"Three Little Words"
There are three little words that every homesteader needs to know and practice, unless of course you were born with a silver spoon in your mouth, and those three words are, ADAPT, ADAPT, and ADAPT. Most the true homestead-minded people I know of have a very tight budget to get by on and when you’re just starting out it gets tighter. For me the fun part about homesteading is being able to adapt to any situation that presents itself while trying to start a homestead. Adapting is not always pretty but is almost always functional. If fact adapting is what puts the fun in functional.
Let’s take for example gates. The traditional gate will have a swing post, a green round gate fastened to the swing post and some sort of stopping post with a latch of some sort. The traditional cost for this gate at today's gas prices and your 50 mile round trip to the nearest hardware store , you may be looking at gas $15, gate $70 (for a 8 to 10 ft. gate) , treated gate posts $20, gate swing bolts $15, chain and connector $10. So we have $130.00 and a wasted day going into town. Now we adapt saving time and money. Most homesteaders will already have a chain saw or bow saw. Cut two cedar or tamarack posts, locus if you have it is best; pine will work in a pinch also. Put your posts in and put in a traditional barbed wire gate. Actually any strong wire will do. Most homesteads will have some old barbed wire lying around they can use. So far no cost. You could also build a slider pole gate. Instead of one post on either side, you would put two spaced just far enough apart to slide a jack pine pole through that is about two feet longer then the width of the gate. Nail a short length of 2x4 across the gate post for the poles to slide on and you have yourself two gates that cost almost nothing except a little sweat and a nail or two. Does it look as nice as the pretty store bought tubular green gate? Probably not to a flatland city dweller but it will keep the cows in just as well and you just saved $130.00.

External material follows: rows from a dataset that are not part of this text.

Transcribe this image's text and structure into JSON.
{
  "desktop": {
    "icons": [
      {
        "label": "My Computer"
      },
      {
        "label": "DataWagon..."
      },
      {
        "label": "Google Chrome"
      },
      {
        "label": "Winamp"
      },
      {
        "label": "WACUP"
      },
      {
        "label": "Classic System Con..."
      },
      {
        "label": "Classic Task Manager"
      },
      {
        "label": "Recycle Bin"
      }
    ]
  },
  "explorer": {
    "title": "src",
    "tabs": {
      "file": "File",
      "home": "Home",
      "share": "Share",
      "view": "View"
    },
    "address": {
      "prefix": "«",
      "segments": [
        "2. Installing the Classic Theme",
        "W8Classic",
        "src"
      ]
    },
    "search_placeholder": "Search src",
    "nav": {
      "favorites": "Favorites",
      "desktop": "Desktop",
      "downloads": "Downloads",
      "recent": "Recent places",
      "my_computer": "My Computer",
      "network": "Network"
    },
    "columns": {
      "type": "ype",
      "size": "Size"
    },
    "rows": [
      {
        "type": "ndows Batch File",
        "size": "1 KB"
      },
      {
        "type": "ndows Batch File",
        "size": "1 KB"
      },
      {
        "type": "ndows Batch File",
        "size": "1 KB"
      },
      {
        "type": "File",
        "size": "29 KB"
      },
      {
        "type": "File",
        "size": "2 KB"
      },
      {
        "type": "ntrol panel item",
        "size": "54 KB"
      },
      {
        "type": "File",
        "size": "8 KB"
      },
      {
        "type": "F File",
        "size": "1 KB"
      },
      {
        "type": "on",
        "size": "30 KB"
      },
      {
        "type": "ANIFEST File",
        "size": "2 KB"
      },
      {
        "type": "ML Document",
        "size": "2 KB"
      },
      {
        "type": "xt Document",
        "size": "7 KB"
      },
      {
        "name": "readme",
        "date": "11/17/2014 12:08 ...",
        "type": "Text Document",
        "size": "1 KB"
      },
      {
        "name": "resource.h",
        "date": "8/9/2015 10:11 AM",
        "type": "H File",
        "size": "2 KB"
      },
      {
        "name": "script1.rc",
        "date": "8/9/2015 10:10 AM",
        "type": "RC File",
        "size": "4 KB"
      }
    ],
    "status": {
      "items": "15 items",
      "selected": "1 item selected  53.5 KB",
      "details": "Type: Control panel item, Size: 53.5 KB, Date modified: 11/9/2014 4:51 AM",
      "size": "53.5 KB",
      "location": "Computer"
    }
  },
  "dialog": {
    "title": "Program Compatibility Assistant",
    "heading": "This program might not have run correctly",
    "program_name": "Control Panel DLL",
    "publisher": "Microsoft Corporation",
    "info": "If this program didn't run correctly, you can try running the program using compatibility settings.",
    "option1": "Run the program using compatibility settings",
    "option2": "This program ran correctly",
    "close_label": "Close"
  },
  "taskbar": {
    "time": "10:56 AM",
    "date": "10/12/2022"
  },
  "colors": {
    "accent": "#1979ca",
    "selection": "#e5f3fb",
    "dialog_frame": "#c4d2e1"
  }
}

Need a coat rack or a cast iron skillet holder? Here’s what I did by accident. Last year I was burning, and I like to use a four blade pitch fork to cast limbs on the fire. My fires get pretty hot with a big pile of red hot coals. Well I tossed some limbs on and the head of the pitch fork flew off the handle and landed right in the middle of the coals and sank out of sight. After the coals died the next day I fished it out and put it back in the handle and there it sat. Yesterday I wanted to get some sod moved so I got my trusty pitch fork and stuck it in the ground and pressed down and nothing happened. I took the pitch fork out of the ground and it looked like Phyllis Diller with a bad hair day. You guessed it, the temper on the tines were totally gone. I could actually take my bare hands and bend the tines with very little force. I have always wanted a cast iron rack to hang my skillets on so I took the pitch fork and stood it on end with the forks pointing up. I spread the forks out and bent them forward into a nice little arc, and then I did a reverse bend at the tips to form a hook. Now I have a nice little unique hanger that could hold skillets, hats, fire place tools or just about anything. I can pick up another pitch fork second hand for 2 or 3 dollars but to buy a one of kind custom skillet holder would cost at least fifty dollars.
The three little words again are ADAPT, ADAPT, AND ADAPT.